Since glucose suppresses ketosis, this basic biochemistry knowledge indicates that the heart prefers a high fat, ketogenic diet to a glucose-based diet, because glucose-rich foods – starches and fruits – suppress fat metabolism and ketosis through raising insulin level.

The hypothesis that fats are harmful to health can't provide a cogent explanation for why not only humans but all mammals use saturated fats as one of the primary fuel sources at all times and also store large amounts of this supposedly toxic stuff all over the body to serve as a reserve between meals.  (Even a lean individual stores minimally 30 times as much fat as glucose in the form of glycogen, 15 kg vs a maximum of 0.5 kg).

The hypothesis that dietary saturated fats harm and dietary starches (glucose) benefit the heart can not accommodate the well-proven fact that fat and ketones are the preferred fuels of the heart.   

To support the hypothesis that fat is harmful to the heart, you would have to produce a refutation of facts well-established by basic biochemistry research.

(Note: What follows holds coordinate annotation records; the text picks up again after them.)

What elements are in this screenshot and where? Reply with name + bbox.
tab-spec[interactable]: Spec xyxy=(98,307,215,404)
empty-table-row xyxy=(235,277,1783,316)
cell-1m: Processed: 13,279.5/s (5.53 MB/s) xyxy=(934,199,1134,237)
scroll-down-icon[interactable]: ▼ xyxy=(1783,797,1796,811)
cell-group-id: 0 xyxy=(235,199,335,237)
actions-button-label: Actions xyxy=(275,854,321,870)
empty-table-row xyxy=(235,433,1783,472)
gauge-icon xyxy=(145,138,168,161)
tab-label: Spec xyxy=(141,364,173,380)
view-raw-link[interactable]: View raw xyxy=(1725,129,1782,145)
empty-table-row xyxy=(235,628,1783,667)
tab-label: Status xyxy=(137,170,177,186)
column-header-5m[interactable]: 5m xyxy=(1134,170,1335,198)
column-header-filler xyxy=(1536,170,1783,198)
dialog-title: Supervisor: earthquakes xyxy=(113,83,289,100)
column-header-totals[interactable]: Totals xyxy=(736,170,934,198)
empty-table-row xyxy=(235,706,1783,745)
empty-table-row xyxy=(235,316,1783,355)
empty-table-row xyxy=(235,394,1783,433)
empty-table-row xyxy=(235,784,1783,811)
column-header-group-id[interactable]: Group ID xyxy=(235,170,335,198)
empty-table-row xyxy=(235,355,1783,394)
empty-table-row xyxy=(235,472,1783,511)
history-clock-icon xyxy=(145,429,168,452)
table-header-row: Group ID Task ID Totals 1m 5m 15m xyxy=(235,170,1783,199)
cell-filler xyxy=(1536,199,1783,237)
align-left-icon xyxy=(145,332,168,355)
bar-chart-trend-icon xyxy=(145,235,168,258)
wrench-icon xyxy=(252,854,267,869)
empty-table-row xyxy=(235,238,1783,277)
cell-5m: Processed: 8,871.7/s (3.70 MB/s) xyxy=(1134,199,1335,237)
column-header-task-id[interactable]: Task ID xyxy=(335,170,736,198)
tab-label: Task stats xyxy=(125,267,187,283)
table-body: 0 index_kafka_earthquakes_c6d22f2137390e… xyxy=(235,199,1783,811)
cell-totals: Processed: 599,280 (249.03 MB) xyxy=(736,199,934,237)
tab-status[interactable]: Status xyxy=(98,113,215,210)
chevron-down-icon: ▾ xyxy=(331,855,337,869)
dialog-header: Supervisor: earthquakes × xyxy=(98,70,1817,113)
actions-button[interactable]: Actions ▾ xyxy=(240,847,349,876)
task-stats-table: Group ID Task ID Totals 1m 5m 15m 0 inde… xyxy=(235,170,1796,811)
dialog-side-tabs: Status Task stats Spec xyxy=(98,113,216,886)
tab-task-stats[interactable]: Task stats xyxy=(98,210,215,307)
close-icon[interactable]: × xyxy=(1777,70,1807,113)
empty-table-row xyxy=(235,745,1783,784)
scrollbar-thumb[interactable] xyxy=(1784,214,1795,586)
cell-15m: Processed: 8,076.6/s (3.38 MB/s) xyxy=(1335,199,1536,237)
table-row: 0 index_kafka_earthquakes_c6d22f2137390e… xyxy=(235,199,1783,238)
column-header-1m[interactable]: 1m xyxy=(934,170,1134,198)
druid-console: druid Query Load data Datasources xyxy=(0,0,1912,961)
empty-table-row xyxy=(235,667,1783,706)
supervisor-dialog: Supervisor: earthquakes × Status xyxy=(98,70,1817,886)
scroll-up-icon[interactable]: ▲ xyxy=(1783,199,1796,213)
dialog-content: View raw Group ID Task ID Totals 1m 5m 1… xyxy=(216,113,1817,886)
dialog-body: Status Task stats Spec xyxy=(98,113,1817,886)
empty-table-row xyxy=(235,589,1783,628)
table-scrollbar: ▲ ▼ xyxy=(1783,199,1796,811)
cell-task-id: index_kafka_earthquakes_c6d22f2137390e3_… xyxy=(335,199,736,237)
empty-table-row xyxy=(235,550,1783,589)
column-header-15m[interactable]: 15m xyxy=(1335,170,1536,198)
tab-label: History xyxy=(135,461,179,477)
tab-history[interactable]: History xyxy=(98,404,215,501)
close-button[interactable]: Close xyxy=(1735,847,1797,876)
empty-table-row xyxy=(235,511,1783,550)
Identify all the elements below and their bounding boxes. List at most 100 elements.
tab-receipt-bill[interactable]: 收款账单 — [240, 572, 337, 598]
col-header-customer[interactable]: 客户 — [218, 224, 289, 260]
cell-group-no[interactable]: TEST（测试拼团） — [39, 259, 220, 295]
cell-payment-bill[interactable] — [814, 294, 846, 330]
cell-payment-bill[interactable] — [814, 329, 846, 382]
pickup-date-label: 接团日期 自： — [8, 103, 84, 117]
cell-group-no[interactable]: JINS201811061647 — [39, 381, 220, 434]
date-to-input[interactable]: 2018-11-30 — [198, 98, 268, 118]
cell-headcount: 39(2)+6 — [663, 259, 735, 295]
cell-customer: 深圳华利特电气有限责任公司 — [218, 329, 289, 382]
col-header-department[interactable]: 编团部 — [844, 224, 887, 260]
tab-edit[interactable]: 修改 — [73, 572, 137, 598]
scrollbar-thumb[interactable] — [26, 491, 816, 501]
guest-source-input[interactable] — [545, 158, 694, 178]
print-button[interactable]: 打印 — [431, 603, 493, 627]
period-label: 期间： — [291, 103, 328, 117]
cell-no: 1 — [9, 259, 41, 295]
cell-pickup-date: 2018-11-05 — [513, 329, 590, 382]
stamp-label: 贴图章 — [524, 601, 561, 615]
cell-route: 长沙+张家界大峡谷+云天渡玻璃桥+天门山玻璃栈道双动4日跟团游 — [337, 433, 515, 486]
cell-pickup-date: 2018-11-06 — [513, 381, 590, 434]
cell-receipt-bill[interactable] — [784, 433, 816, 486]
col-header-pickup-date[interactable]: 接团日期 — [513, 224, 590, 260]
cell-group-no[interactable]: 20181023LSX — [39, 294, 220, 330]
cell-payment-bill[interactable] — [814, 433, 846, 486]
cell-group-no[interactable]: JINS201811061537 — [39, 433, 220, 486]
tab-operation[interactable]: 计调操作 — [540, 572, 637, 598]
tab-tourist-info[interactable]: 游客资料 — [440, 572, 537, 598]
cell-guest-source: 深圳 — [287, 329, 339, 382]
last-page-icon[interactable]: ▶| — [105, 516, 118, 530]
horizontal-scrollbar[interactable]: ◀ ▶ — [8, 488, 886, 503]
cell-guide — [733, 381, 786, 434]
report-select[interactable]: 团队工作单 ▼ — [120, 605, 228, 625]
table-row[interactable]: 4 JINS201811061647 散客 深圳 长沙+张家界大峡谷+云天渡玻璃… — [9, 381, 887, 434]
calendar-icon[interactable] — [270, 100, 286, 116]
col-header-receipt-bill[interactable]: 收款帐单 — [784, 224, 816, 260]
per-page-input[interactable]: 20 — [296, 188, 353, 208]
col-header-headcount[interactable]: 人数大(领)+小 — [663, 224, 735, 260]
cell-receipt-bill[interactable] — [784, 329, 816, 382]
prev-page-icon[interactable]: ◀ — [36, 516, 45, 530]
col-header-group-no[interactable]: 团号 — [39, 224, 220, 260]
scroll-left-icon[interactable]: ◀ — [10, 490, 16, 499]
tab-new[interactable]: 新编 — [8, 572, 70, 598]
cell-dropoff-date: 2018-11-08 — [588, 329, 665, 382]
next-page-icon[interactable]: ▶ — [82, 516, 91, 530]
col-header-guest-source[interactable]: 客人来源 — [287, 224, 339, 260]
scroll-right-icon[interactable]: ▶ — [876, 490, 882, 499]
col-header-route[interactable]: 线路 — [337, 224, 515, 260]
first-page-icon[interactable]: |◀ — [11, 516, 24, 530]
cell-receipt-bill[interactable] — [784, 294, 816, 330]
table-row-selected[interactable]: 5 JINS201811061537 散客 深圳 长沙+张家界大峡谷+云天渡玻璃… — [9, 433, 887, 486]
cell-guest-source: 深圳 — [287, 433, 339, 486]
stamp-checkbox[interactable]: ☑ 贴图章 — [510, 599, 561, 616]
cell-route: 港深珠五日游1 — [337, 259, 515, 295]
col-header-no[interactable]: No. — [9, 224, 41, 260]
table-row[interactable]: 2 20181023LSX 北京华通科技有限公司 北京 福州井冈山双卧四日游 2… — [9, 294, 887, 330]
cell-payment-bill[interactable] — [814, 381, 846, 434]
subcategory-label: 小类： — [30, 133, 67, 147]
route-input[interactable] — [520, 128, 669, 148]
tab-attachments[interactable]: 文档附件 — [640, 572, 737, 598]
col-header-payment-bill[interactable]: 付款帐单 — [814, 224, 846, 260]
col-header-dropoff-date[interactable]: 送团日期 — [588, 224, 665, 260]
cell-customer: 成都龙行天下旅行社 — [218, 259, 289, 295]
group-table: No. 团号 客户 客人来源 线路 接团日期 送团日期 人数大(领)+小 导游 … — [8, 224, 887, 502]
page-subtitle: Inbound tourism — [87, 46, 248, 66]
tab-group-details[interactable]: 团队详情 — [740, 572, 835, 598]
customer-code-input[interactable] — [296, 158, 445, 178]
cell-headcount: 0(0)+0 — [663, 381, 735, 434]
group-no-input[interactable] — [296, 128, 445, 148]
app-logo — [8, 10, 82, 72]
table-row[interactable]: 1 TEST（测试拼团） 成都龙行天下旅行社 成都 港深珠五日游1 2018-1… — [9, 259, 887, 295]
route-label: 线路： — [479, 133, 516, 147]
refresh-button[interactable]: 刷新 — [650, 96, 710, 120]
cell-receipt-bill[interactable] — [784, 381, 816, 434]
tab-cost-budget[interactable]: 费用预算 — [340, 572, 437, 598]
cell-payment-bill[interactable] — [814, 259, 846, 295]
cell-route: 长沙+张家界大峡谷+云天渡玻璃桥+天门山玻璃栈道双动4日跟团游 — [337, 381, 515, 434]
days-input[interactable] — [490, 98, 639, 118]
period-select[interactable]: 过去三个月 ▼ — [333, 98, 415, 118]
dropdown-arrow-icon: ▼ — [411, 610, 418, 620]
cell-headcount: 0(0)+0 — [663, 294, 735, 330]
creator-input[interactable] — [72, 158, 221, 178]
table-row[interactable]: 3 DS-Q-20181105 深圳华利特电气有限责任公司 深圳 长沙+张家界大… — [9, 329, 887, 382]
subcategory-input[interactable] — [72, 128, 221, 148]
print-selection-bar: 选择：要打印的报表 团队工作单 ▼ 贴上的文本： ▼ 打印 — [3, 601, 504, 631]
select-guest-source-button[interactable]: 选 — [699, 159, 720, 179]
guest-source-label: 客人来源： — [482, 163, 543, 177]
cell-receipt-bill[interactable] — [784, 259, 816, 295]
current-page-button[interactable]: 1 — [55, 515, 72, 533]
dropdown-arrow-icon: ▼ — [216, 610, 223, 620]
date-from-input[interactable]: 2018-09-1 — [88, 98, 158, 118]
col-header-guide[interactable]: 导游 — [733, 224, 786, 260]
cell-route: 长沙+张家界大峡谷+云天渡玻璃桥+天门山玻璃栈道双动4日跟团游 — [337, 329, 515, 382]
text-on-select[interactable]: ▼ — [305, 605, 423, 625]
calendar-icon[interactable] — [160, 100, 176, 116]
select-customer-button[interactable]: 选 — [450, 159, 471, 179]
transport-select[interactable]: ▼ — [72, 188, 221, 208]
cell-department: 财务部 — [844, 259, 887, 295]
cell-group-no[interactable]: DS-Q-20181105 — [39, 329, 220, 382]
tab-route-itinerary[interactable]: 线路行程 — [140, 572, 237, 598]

In conclusion, saturated fats are intrinsic to the human body, unavoidable because our own liver produces them on an ongoing basis.  Since the liver converts excess dietary glucose into either saturated or monounsaturated fats as quickly as possible, to prevent hyperglycemia, which "can produce noticeable organ damage over time," it seems clear that the body treats glucose as a more toxic substance than saturated fat, to be controlled and eliminated as rapidly as possible.

Based on these basic biochemistry facts, it would appear that the most scientific, rational approach to diet would regulate glucose intake to keep it at the very minimum required to support one's typical type and level of physical activity, liberalize intake of fats having a fatty acid profile similar to our own body fat, and stay near or in ketosis to provide the heart with its preferred fuels on an ongoing basis.


1.  Berg JM, Tymoczko JL, Stryer L. Biochemistry. 5th edition. New York: W H Freeman; 2002. Section 30.2, Each Organ Has a Unique Metabolic Profile. Available from:
2. Mayo Clinic, "Hyperglycemica in diabetes."
3.  Bettelheim FA, Brown WH, March J. Introduction to General, Organic, & Biochemistry, sixth edition. Brooks/Cole, 2001:482.
4.  Enig M. Know Your Fats. Silver Spring, MD: Bethesda Press, 2000:270.
5.  IBID., 60.
6.  Whitney and Rolfes, Understanding Nutrition 11th Edition (Cengage Learning, Apr 30, 2007), p. 156.